Let’s take the Chart of Accounts as a perfect example. Just that terminology leads to confusion. The Chart of Accounts doesn’t really have “accounts” at all. When you think about your personal finances, your “accounts” are at a bank or an investment firm. You deposit and withdraw money from these accounts. The truth is, the Chart of Accounts in business accounting is really just a chart of categories. They are the means by which you classify your transactions. But don’t we do that in our personal finances also? Of course we do.
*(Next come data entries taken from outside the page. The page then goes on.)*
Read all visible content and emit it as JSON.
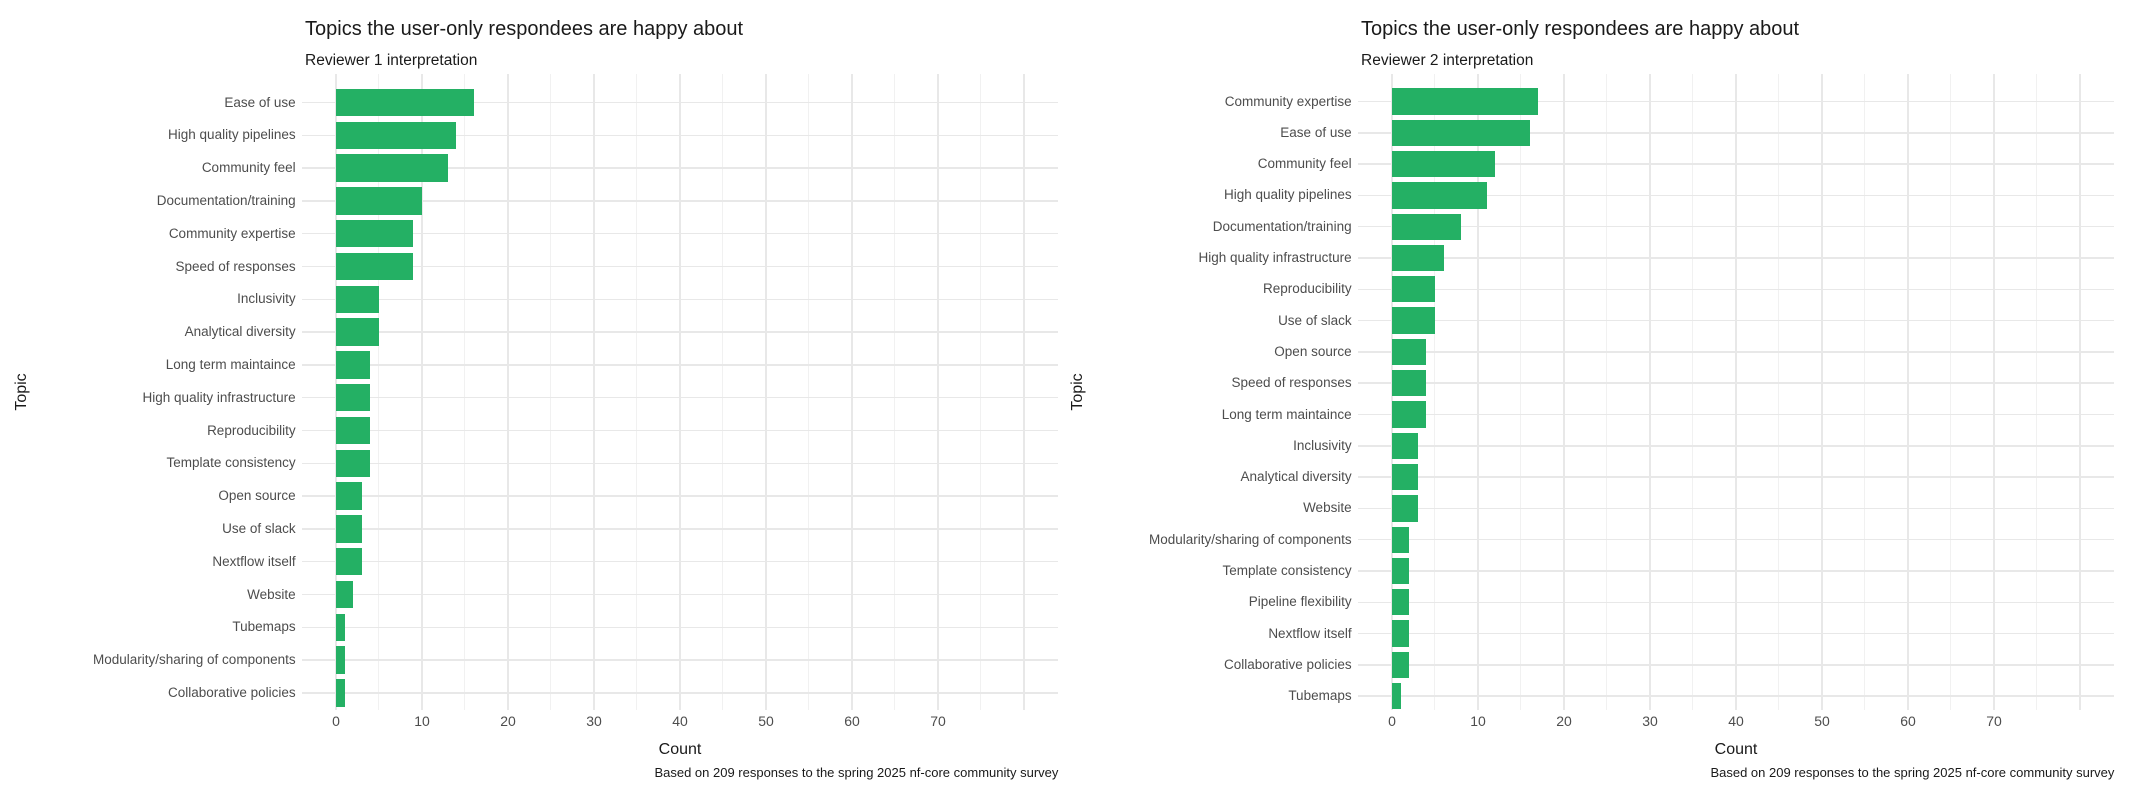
{
  "colors": {
    "bar": "#24B064",
    "grid_major": "#e8e8e8",
    "grid_minor": "#f1f1f1",
    "axis_text": "#4d4d4d",
    "title_text": "#1a1a1a",
    "background": "#ffffff"
  },
  "chart_data": [
    {
      "type": "bar",
      "orientation": "horizontal",
      "title": "Topics the user-only respondees are happy about",
      "subtitle": "Reviewer 1 interpretation",
      "xlabel": "Count",
      "ylabel": "Topic",
      "caption": "Based on 209 responses to the spring 2025 nf-core community survey",
      "xlim": [
        0,
        80
      ],
      "xticks": [
        0,
        10,
        20,
        30,
        40,
        50,
        60,
        70
      ],
      "grid": true,
      "legend": false,
      "categories": [
        "Ease of use",
        "High quality pipelines",
        "Community feel",
        "Documentation/training",
        "Community expertise",
        "Speed of responses",
        "Inclusivity",
        "Analytical diversity",
        "Long term maintaince",
        "High quality infrastructure",
        "Reproducibility",
        "Template consistency",
        "Open source",
        "Use of slack",
        "Nextflow itself",
        "Website",
        "Tubemaps",
        "Modularity/sharing of components",
        "Collaborative policies"
      ],
      "values": [
        16,
        14,
        13,
        10,
        9,
        9,
        5,
        5,
        4,
        4,
        4,
        4,
        3,
        3,
        3,
        2,
        1,
        1,
        1
      ]
    },
    {
      "type": "bar",
      "orientation": "horizontal",
      "title": "Topics the user-only respondees are happy about",
      "subtitle": "Reviewer 2 interpretation",
      "xlabel": "Count",
      "ylabel": "Topic",
      "caption": "Based on 209 responses to the spring 2025 nf-core community survey",
      "xlim": [
        0,
        80
      ],
      "xticks": [
        0,
        10,
        20,
        30,
        40,
        50,
        60,
        70
      ],
      "grid": true,
      "legend": false,
      "categories": [
        "Community expertise",
        "Ease of use",
        "Community feel",
        "High quality pipelines",
        "Documentation/training",
        "High quality infrastructure",
        "Reproducibility",
        "Use of slack",
        "Open source",
        "Speed of responses",
        "Long term maintaince",
        "Inclusivity",
        "Analytical diversity",
        "Website",
        "Modularity/sharing of components",
        "Template consistency",
        "Pipeline flexibility",
        "Nextflow itself",
        "Collaborative policies",
        "Tubemaps"
      ],
      "values": [
        17,
        16,
        12,
        11,
        8,
        6,
        5,
        5,
        4,
        4,
        4,
        3,
        3,
        3,
        2,
        2,
        2,
        2,
        2,
        1
      ]
    }
  ]
}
Let’s look at an example in three software programs.

Personal Finances in Quicken

Below, we see two transactions entered in Quicken Premiere.

Quicken category

We see two payments to Prudential which have been categorized as “Insurance”. This enables us to run reports in Quicken which tell us how much we have spent on insurance in any given time.
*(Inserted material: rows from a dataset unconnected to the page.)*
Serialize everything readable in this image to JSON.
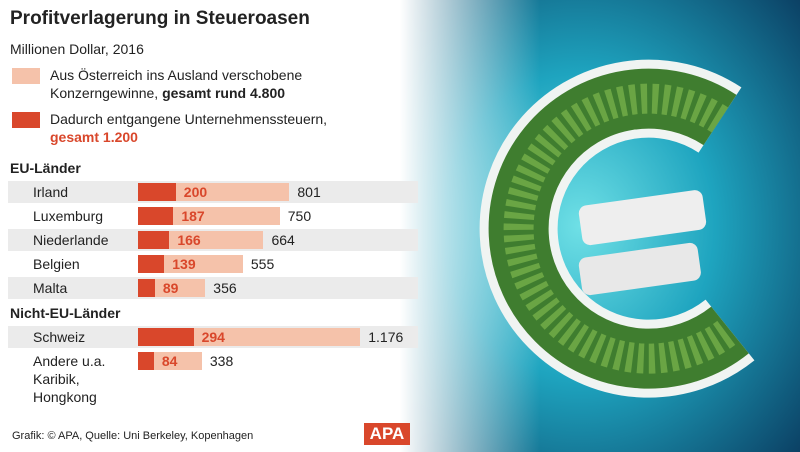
{
  "chart_data": {
    "type": "bar",
    "title": "Profitverlagerung in Steueroasen",
    "subtitle": "Millionen Dollar, 2016",
    "series": [
      {
        "name": "Aus Österreich ins Ausland verschobene Konzerngewinne,",
        "total": "gesamt rund 4.800",
        "color": "#f5c2aa",
        "values": [
          801,
          750,
          664,
          555,
          356,
          1176,
          338
        ],
        "value_labels": [
          "801",
          "750",
          "664",
          "555",
          "356",
          "1.176",
          "338"
        ]
      },
      {
        "name": "Dadurch entgangene Unternehmenssteuern,",
        "total": "gesamt 1.200",
        "color": "#d9472b",
        "values": [
          200,
          187,
          166,
          139,
          89,
          294,
          84
        ]
      }
    ],
    "groups": [
      {
        "name": "EU-Länder",
        "categories": [
          "Irland",
          "Luxemburg",
          "Niederlande",
          "Belgien",
          "Malta"
        ]
      },
      {
        "name": "Nicht-EU-Länder",
        "categories": [
          "Schweiz",
          "Andere u.a. Karibik, Hongkong"
        ]
      }
    ],
    "source": "Grafik: © APA, Quelle: Uni Berkeley, Kopenhagen",
    "logo": "APA"
  }
}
Business Finances in QuickBooks Online

Now let’s look at a similar screenshot from QBO.

QBO category

Here, our company subscribes to a business book club “Books by Bernie”. We have categorized the payment to “Dues & Subscriptions”. As in the personal finance example, QBO lets us run a report (the Income Statement) that tells us how much we’ve spent on dues and subscriptions.

Business Finances in Xero

Finally, let’s look at a similar transaction in Xero.

Xero category

Here we have a payment made to Smart Agency for an advertising campaign. We have chosen “Advertising” as our category for this payment.

So What’s the Difference?

In our personal finances, we pick a category to classify a transaction. In our business finances, we pick “an account” from the Chart of Accounts to classify our transaction. Interestingly, the only real difference between the two is what goes on behind the scenes – shielded from us by the software program.

In personal finance, we categorize and then we are done. In business finance, behind the scenes, the software is sorting out debits and credits. So in both the QBO and Xero examples, we credit the cash account (which may be a bank account) and we debit the expense account (Dues and Subscriptions, or Advertising). The debits and credits match (as they must) and our balance sheet shows we are in balance.

Thanks to modern business accounting software, the journal entry of debits and credits that we might have had to do by hand are done for us behind the scenes in the software. So, for all intents and purposes, assigning a transaction to an “account” in the Chart of Accounts is no different from categorizing an expense as we would in our personal software.

I am convinced that throughout the ages, the accounting Gods have gone out of their way to confuse us. Maybe it’s a way of keeping the average Joe out of an elite club that uses its own obscure jargon? In any case, I believe accounting and bookkeeping professionals should use every opportunity to make business finance understandable for everyday folks who are just trying to make their businesses succeed.